After about 6 months, the site as a whole jumped in rankings. I have since done that with other sites and always got a boost.

I would say it is totally worth your time to do this.

ichthyous

11:37 pm on Aug 8, 2020 (gmt 0)

WebmasterWorld Senior Member 10+ Year Member Top Contributors Of The Month



I have a large number of older product pages where newer very similar items have replaced it. I didn't want to delete pages that had links coming in, so instead I am changing the canonical url on the old page to the newer page. I read that this should drop the old page from the index in favor of the new page and boost the new page by "merging" the two. I see no need to keep endless older pages for items nobody buys anymore. Has anyone else used the canonical approach?

widgetized

9:03 am on Aug 10, 2020 (gmt 0)

5+ Year Member Top Contributors Of The Month



@itchthyous unfortunately, I didn't take any decision yet.
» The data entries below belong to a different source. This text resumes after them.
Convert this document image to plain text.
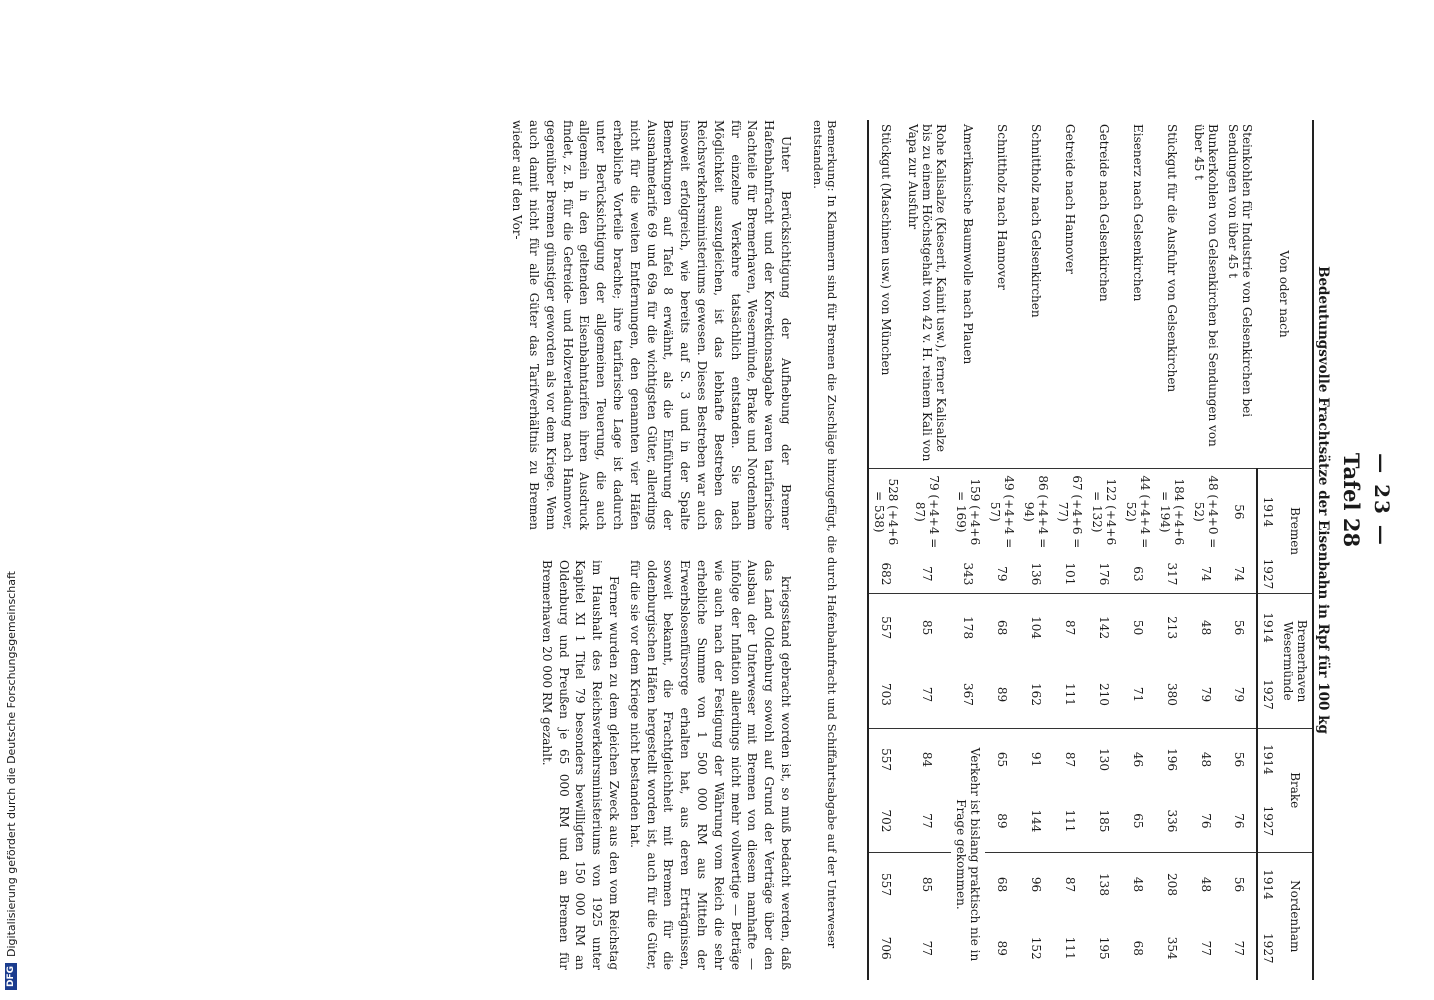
DFG
Digitalisierung gefördert durch die Deutsche Forschungsgemeinschaft
— 23 —
Tafel 28
Bedeutungsvolle Frachtsätze der Eisenbahn in Rpf für 100 kg
Von oder nach	Bremen		Bremerhaven Wesermünde		Brake		Nordenham	
	1914	1927	1914	1927	1914	1927	1914	1927
Steinkohlen für Industrie von Gelsenkirchen bei Sendungen von über 45 t	56	74	56	79	56	76	56	77
Bunkerkohlen von Gelsenkirchen bei Sendungen von über 45 t	48 (+4+0 = 52)	74	48	79	48	76	48	77
Stückgut für die Ausfuhr von Gelsenkirchen	184 (+4+6 = 194)	317	213	380	196	336	208	354
Eisenerz nach Gelsenkirchen	44 (+4+4 = 52)	63	50	71	46	65	48	68
Getreide nach Gelsenkirchen	122 (+4+6 = 132)	176	142	210	130	185	138	195
Getreide nach Hannover	67 (+4+6 = 77)	101	87	111	87	111	87	111
Schnittholz nach Gelsenkirchen	86 (+4+4 = 94)	136	104	162	91	144	96	152
Schnittholz nach Hannover	49 (+4+4 = 57)	79	68	89	65	89	68	89
Amerikanische Baumwolle nach Plauen	159 (+4+6 = 169)	343	178	367	Verkehr ist bislang praktisch nie in Frage gekommen.			
Rohe Kalisalze (Kieserit, Kainit usw.), ferner Kalisalze bis zu einem Höchstgehalt von 42 v. H. reinem Kali von Vapa zur Ausfuhr	79 (+4+4 = 87)	77	85	77	84	77	85	77
Stückgut (Maschinen usw.) von München	528 (+4+6 = 538)	682	557	703	557	702	557	706
Bemerkung: In Klammern sind für Bremen die Zuschläge hinzugefügt, die durch Hafenbahnfracht und Schiffahrtsabgabe auf der Unterweser entstanden.

Unter Berücksichtigung der Aufhebung der Bremer Hafenbahnfracht und der Korrektionsabgabe waren tarifarische Nachteile für Bremerhaven, Wesermünde, Brake und Nordenham für einzelne Verkehre tatsächlich entstanden. Sie nach Möglichkeit auszugleichen, ist das lebhafte Bestreben des Reichsverkehrsministeriums gewesen. Dieses Bestreben war auch insoweit erfolgreich, wie bereits auf S. 3 und in der Spalte Bemerkungen auf Tafel 8 erwähnt, als die Einführung der Ausnahmetarife 69 und 69a für die wichtigsten Güter, allerdings nicht für die weiten Entfernungen, den genannten vier Häfen erhebliche Vorteile brachte; ihre tarifarische Lage ist dadurch unter Berücksichtigung der allgemeinen Teuerung, die auch allgemein in den geltenden Eisenbahntarifen ihren Ausdruck findet, z. B. für die Getreide- und Holzverladung nach Hannover, gegenüber Bremen günstiger geworden als vor dem Kriege. Wenn auch damit nicht für alle Güter das Tarifverhältnis zu Bremen wieder auf den Vor-

kriegsstand gebracht worden ist, so muß bedacht werden, daß das Land Oldenburg sowohl auf Grund der Verträge über den Ausbau der Unterweser mit Bremen von diesem namhafte — infolge der Inflation allerdings nicht mehr vollwertige — Beträge wie auch nach der Festigung der Währung vom Reich die sehr erhebliche Summe von 1 500 000 RM aus Mitteln der Erwerbslosenfürsorge erhalten hat, aus deren Erträgnissen, soweit bekannt, die Frachtgleichheit mit Bremen für die oldenburgischen Häfen hergestellt worden ist, auch für die Güter, für die sie vor dem Kriege nicht bestanden hat.

Ferner wurden zu dem gleichen Zweck aus den vom Reichstag im Haushalt des Reichsverkehrsministeriums von 1925 unter Kapitel XI 1 Titel 79 besonders bewilligten 150 000 RM an Oldenburg und Preußen je 65 000 RM und an Bremen für Bremerhaven 20 000 RM gezahlt.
There are so many opposing viewpoints, and Google seems to be making a lot of updates lately, which would totally confuse me about what would be a consequence of my actions and what would just be their update.
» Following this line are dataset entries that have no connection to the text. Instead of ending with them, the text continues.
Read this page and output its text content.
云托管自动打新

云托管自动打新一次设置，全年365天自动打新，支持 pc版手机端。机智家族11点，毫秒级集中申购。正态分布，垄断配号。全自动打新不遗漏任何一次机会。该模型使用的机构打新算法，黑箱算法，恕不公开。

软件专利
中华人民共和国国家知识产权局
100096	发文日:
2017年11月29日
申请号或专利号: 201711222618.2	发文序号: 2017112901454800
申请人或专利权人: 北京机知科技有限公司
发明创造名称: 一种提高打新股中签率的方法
What I can tell you is that I was planning to de-index only my products from the year 2010 to begin with, and then wait and see what would have happened. But the fact that some of those products are still attracting some sales, makes the decision very difficult.

I don't know what to do anymore.

Pjman

12:56 pm on Aug 10, 2020 (gmt 0)

10+ Year Member Top Contributors Of The Month



@ichthyous

I have used the canonical solution you have stated. I have had mixed success with it. If I have two highly related topics and canonical one to the other, it seems to give that page a boost. If the pages are loosely associated, I see limited boost, if any at all.

ichthyous

4:18 pm on Aug 10, 2020 (gmt 0)

WebmasterWorld Senior Member 10+ Year Member Top Contributors Of The Month



But the fact that some of those products are still attracting some sales, makes the decision very difficult.


I sometimes keep the old page and update the product, better than starting a new page. Otherwise, if the pages are similar I am adding the canonical url to the newer item. If you still have sales for those items I would update the pages with more text, not delete them.